Description of problem:
ifup-post tries to punch the nameservers through the iptables firewall, but it
only opens ports 1025:65535 (that is, it does *not* open port 1024 for dns
inquiries). When the ntpd startup script runs at boot time, it tries to find
the ip address of each server listed in /etc/ntp.conf, and the dns inquiries
generated go out through port 1024, and so the dns replies are blocked by
iptables (at least this is true if iptables was configured with high security,
in which case it discards all udp packets unless some other script opens up a
udp port). I determined this by running tcpdump on my gateway machine.

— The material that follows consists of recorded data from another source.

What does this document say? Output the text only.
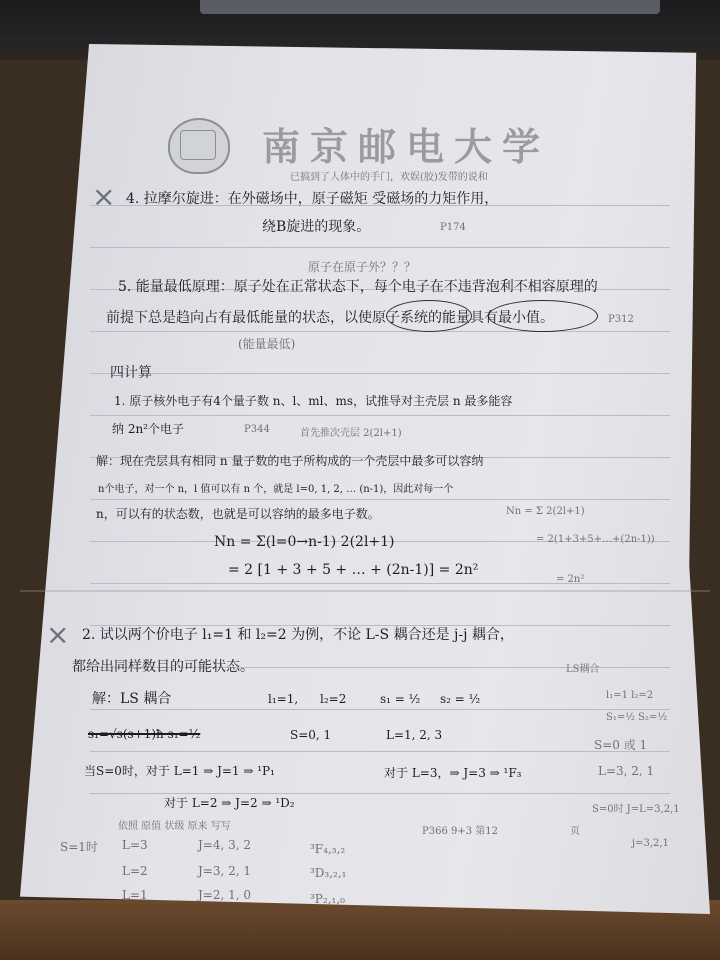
南京邮电大学
已搞到了人体中的手门，欢娱(胶)发带的说和
× 4. 拉摩尔旋进：在外磁场中，原子磁矩 受磁场的力矩作用，
绕B旋进的现象。	P174
原子在原子外？？？
5. 能量最低原理：原子处在正常状态下，每个电子在不违背泡利不相容原理的
前提下总是趋向占有最低能量的状态，以使原子系统的能量具有最小值。	P312
(能量最低)
四计算
1. 原子核外电子有4个量子数 n、l、ml、ms，试推导对主壳层 n 最多能容
纳 2n²个电子	P344	首先推次壳层 2(2l+1)
解：现在壳层具有相同 n 量子数的电子所构成的一个壳层中最多可以容纳
n个电子，对一个 n，l 值可以有 n 个，就是 l=0, 1, 2, … (n-1)，因此对每一个
n，可以有的状态数，也就是可以容纳的最多电子数。
Nn = Σ(l=0→n-1) 2(2l+1)
= 2 [1 + 3 + 5 + … + (2n-1)] = 2n²
Nn = Σ 2(2l+1)
= 2(1+3+5+…+(2n-1))
= 2n²
× 2. 试以两个价电子 l₁=1 和 l₂=2 为例，不论 L-S 耦合还是 j-j 耦合，
都给出同样数目的可能状态。	LS耦合
解：LS 耦合	l₁=1, l₂=2	s₁ = ½ s₂ = ½
s₁=√s(s+1)ħ s₁=½	S=0, 1	L=1, 2, 3
当S=0时，对于 L=1 ⇒ J=1 ⇒ ¹P₁	对于 L=3，⇒ J=3 ⇒ ¹F₃
对于 L=2 ⇒ J=2 ⇒ ¹D₂
依照 原值 状级 原来 写写	P366 9+3 第12	页
S=1时 L=3	J=4, 3, 2	³F₄,₃,₂
L=2	J=3, 2, 1	³D₃,₂,₁
L=1	J=2, 1, 0	³P₂,₁,₀
l₁=1 l₂=2
S₁=½ S₂=½
S=0 或 1
L=3, 2, 1
S=0时 J=L=3,2,1
j=3,2,1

If I rerun the ntp startup script *after* the machine is up and running, the dns
inquiries go out on ports higher than 1024 (usually 1026 or 1027), and so
there's no problem. However, when the ntp startup script runs at boot time, its
dns lookups consistently use port 1024, and so the dns replies are blocked.
Version-Release number of selected component (if applicable):
Happens every time that the ntp startup script runs at boot time. When the ntp
startup script is run after the machine is fully booted, it uses ports for dns
inquiries and there are no problems.
Steps to Reproduce:
1. Install iptables with high security (so that all incoming udp packets are
2. Configure ntp to use several servers specified by name, rather than by IP
address, so that dns lookups will be required when ntp is started up so that the
time servers can be punched through the firewall.
3.Have some coffee, and maybe a doughnut (chocolate honey dipped are nice).
The ntp startup script, at boot times, fails in its attempts to punch the
timeservers through the firewall.
The ntp startup script should punch the timeservers through the firewall at boot
This will be solved with redhat-config-securitylevel-1.2.x.